Excerpt from Shakespeare: The Merry Wives of Windsor
In the epilogue to 2 Henry IV. a promise had been given to continue the story with Sir John in it; this promise was not kept in Henry V.; and "The Merry Wives," according to a well authenticated tradition, was composed by command of the Queen, "who obliged Shakespeare to write a Play of Sir John Falstaff in Love, and which I am very well assured he performed in a fortnight: a prodigious thing when all is well contrived, and carried on without the least confusion" (Gildon, 1710; Dennis first mentions the tradition in 1702; cp. title-page of 1602 edition).
The date of the first composition of the play may with certainty be placed at about 1600 (probably Christmas, 1599).

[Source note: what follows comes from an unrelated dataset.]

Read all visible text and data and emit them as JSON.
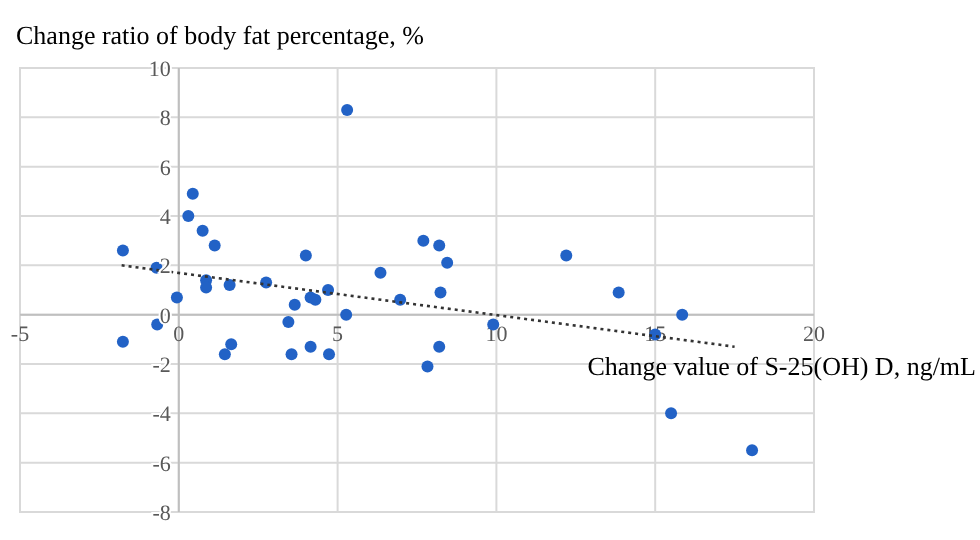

An old tradition identifies Justice Shallow with Shakespeare's old enemy, Sir Thomas Lucy (of the deer-poaching story); Lucy died in July, 1600, and it is held by some that the Poet would not have waited "till his butt was in the grave before he aimed his shafts at him." At the same time it is noteworthy that the "dozen white luces" is only found in the Folio, not in the Quarto editions. The question at issue, on which scholars are divided, is whether the Quarto represents a pirated edition of an early sketch of the play, revised and enlarged in the first Folio version, or whether both versions are to be referred back to the same original.